Although I have always had people there to support me, my mother has made sure that I can also be very self-reliant.  She sent me off to school knowing that I could do things on my own, and still enjoy aspects of life back in Burlingame, California. One thing I recall my mom telling me about her childhood was that when she lived in South Lake Tahoe, she had to walk a mile to elementary school alone daily. Of course, times were different then. Parent’s weren’t always so paranoid about their children being taken, and there was much more leniency; however, I can’t imagine my mom allowing me as a 10 year old to walk more than 2 blocks by myself.
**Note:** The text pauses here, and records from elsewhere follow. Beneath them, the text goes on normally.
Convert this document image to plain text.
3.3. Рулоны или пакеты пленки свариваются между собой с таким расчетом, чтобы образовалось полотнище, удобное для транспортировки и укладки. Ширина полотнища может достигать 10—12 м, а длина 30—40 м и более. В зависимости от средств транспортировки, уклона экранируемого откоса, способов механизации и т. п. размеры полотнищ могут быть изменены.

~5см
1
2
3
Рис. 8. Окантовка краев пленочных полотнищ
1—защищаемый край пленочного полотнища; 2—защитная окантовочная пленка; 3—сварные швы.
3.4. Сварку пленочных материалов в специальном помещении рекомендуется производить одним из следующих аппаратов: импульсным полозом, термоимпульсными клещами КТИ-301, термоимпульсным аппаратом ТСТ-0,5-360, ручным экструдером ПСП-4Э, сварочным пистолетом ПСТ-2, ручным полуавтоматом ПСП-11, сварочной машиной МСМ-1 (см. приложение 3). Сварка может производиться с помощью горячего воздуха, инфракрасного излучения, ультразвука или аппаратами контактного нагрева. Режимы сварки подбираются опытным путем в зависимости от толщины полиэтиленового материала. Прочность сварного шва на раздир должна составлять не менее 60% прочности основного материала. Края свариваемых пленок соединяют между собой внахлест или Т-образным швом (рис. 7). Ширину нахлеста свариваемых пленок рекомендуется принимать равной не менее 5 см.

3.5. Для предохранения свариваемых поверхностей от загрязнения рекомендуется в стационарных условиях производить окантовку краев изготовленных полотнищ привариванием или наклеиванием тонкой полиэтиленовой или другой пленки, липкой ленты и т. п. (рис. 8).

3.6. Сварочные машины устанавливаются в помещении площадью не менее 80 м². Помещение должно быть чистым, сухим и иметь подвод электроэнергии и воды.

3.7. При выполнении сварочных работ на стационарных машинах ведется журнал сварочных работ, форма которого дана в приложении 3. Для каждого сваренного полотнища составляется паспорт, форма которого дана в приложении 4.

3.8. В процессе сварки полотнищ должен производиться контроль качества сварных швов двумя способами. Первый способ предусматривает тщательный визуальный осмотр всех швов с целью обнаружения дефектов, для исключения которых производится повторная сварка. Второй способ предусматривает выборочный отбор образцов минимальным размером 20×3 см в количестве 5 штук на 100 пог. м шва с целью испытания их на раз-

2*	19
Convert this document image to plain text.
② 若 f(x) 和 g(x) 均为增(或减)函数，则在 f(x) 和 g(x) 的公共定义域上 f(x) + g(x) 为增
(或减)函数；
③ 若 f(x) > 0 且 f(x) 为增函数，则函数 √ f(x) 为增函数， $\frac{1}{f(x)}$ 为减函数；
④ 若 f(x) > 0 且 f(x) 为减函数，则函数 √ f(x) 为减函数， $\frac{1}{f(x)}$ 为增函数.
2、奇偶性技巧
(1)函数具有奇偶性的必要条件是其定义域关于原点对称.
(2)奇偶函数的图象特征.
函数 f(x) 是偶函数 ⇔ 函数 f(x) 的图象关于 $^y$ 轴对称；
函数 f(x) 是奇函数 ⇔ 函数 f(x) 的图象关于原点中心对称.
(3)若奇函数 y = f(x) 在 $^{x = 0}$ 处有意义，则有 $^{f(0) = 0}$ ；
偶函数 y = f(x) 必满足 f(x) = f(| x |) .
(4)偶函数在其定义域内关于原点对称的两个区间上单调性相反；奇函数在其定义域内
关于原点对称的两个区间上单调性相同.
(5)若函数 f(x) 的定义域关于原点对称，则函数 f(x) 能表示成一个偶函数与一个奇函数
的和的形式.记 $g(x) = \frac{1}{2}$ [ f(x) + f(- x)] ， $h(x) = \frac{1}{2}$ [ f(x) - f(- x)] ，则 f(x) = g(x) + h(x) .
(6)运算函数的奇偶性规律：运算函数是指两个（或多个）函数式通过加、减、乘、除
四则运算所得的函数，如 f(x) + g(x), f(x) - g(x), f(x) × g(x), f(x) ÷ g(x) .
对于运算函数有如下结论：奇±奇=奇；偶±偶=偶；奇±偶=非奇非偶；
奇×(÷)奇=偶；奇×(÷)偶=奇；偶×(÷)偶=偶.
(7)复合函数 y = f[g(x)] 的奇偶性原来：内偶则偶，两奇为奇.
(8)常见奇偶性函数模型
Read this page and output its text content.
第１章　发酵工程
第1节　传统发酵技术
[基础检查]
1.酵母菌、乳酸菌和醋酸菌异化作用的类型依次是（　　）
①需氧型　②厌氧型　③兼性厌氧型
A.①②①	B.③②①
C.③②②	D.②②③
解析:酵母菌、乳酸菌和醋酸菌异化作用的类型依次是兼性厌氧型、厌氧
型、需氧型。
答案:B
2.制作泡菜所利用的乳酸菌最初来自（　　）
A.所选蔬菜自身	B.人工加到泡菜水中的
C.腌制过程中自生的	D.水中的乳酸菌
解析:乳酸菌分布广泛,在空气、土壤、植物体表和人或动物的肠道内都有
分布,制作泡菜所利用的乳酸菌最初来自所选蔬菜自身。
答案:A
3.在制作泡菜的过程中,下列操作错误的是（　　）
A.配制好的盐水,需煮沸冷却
What stood out to me most during my mom’s interview was the piece about her being belted as a child. Again, times were different, but that doesn’t mean that things like that don’t stick with you. She allowed my siblings and I to question her methods, even though she knew she ultimately had the power of saying “because I said so”, and I believe that this is the reason I sometimes question the ways of others to this day. Most of all, my mother wanted to teach us respect, yet still have our own opinions. I see this in my life quite often, actually. If I feel that a teacher isn’t being fair, I will tell them in the nicest way possible. (But if that doesn’t work, you can forget about the smile!) Because of this, I have talked to myself into several higher grades as well as a say in the class agenda. Outside of school, I recall times I used the “speak my mind” card. During “all-star” softball, I was playing 3rd base, and my friend was pitching. She wasn’t doing very well, and the other team composed of 15 ten-year old girls kept yelling “BALL, BALL, BALL! GOODEYE!” I could tell that Morgan, my teammate, was close to tears, so I began making snarky remarks back. Whenever Morgan would throw a strike, I’d let the other team know. My coach eventually had to talk to me, and I could see my mom doing her best to not laugh in the stands. While I probably took speaking my mind a little too far, I am still proud that I have the ability to let people know what I am thinking, and speak my mind when I think people aren’t doing the right thing. This is the most important thing my mom has ever taught me, and I will be able to continue to use it to my ability throughout my whole life.
My mom’s hard life has been the ultimate learning experience for me, because I have been able to surpass those life lessons and quickly adapt them to my own life. We have lived completely different lives yet somehow grown into very similar people.